Our boats set out in convoy, through the tall grass of the marshes, towards the lakes where our hides are located. This lagoon area, called the Valle, was created and laid out for private duck-shooting and, unlike much of the Veneto, it remains unencroached, wild and mysterious.

As the sun comes up we can see the snow-covered flanks of Monte Cavallo, fifty or sixty miles north, bathed in the rich pink glow of dawn. This makes Alberto uncomfortable. The air is too still, too clear. Duck-shooting is best done in foul weather when the wind out at sea drives the ducks back inland, over the lagoon.

Meanwhile the boatmen are standing and heaving on their oars. I can see Hemingway’s words in
Across the River
springing to life.

It was all ice, new-frozen during the sudden, windless cold of the night. It was rubbery and bending against the thrust of the boat-man’s oar
.

I’d never been that comfortable with ‘rubbery’ ice, but this morning I can see how well the metaphor works. The new ice does indeed bend and flex, clinging on to the oar as it enters the water and sticking to it as it leaves.

Having secured footage of oars and keels and picturesquely cracking ice, the director is happy and the boatmen are able to ship their oars and pull the outboards into life. I can see this pains a traditionalist like the Barone.

‘Motor-boats only came in the late sixties, you know.’ A smile flickers at the corner of his mouth. ‘Of course we all thought it was the end of the world. Like we did when the electricity pylons came in the fifties.’

After about half an hour the narrow channel broadens into a lake, in the middle of which is a tiny artificial island with two plastic barrels sunk into it. Each one is around four and a half feet deep and allows room for the swivel-seat shooting stools.

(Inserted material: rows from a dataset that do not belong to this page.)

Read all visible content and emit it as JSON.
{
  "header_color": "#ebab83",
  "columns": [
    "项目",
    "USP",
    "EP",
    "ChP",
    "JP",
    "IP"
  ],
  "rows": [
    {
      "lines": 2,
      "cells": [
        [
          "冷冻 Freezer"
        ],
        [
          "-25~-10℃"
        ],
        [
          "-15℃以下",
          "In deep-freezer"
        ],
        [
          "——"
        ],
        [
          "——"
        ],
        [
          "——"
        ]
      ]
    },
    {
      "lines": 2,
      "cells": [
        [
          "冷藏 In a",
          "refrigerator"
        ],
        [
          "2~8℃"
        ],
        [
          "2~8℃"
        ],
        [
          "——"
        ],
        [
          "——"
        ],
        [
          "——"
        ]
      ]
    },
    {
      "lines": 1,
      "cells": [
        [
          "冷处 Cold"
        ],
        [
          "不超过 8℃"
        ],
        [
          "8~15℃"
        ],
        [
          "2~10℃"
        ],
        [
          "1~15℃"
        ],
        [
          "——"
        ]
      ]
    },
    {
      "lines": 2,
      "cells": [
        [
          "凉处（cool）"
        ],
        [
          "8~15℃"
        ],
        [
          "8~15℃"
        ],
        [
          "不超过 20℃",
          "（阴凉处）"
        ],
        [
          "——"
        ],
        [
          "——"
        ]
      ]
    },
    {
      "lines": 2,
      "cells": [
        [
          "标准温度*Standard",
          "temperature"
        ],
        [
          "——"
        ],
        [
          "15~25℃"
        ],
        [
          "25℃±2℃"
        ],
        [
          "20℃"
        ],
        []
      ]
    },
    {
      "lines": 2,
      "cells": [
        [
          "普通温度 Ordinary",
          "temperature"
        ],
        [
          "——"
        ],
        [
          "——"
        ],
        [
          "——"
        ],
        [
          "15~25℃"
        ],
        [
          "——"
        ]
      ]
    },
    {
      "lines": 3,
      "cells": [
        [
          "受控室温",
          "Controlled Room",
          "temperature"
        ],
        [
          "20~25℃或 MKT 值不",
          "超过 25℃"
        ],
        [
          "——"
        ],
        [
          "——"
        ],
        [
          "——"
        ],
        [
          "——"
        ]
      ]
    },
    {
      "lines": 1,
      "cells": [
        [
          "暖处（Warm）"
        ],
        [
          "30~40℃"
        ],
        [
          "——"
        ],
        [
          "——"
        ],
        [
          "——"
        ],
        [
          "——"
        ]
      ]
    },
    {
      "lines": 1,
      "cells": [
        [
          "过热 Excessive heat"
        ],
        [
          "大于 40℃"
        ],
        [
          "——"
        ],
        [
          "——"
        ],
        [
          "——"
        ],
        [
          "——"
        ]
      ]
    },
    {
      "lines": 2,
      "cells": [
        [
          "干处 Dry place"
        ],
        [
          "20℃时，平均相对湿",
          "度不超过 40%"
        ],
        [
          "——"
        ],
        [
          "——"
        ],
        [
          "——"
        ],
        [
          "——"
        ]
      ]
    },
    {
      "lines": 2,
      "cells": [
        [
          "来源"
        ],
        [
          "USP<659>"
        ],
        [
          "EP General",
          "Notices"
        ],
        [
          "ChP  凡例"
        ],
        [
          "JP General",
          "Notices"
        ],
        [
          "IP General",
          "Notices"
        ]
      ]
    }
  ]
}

Alberto and I are put ashore and lower ourselves into our respective barrels. Our boatman throws the decoys into the water beside us then reaches into a cage and produces a number of real ducks which he drops unceremoniously overboard. These are the
vivi
, live ducks, tethered in the water, whose plaintive quacks will hopefully attract their over-flying colleagues within range of Alberto’s Beretta.

Alberto is no mean gun - only last week he bagged forty or more. But today things are slow, and he produces his duck-whistle to augment the cries of the
vivi
. Though it looks deceptively simple the whistle can, in the hands of an expert, produce all sorts of different sounds for the different breeds.

All we need now are the ducks. Everything else flies over - geese, swans, cormorant, but the ducks are giving us a wide berth. The one promising flock swings round and heads up from the south towards us.

‘Get down!’ cries Alberto. But the flock veers away at the last minute. ‘Probably mallard,’ comes Alberto’s disappointed voice from the barrel next to me.

Apparently mallard, being a native of these parts, are canny and used to hunters, whereas other ducks, from the sticks of Eastern Europe, passing over on their annual migration to the lakes of Central Africa, are less likely to suspect the presence of men pretending to be small islands.

As time passes, Alberto tends to embellish the qualities of his adversary - ‘Ducks are very intelligent, they see and hear well’ - at the expense of his own species: ‘Who is that by the camera wearing a red jacket? … Who is that idiot standing up?’ But most wounding of all is that the chicken millionaire in a nearby barrel has bagged four already.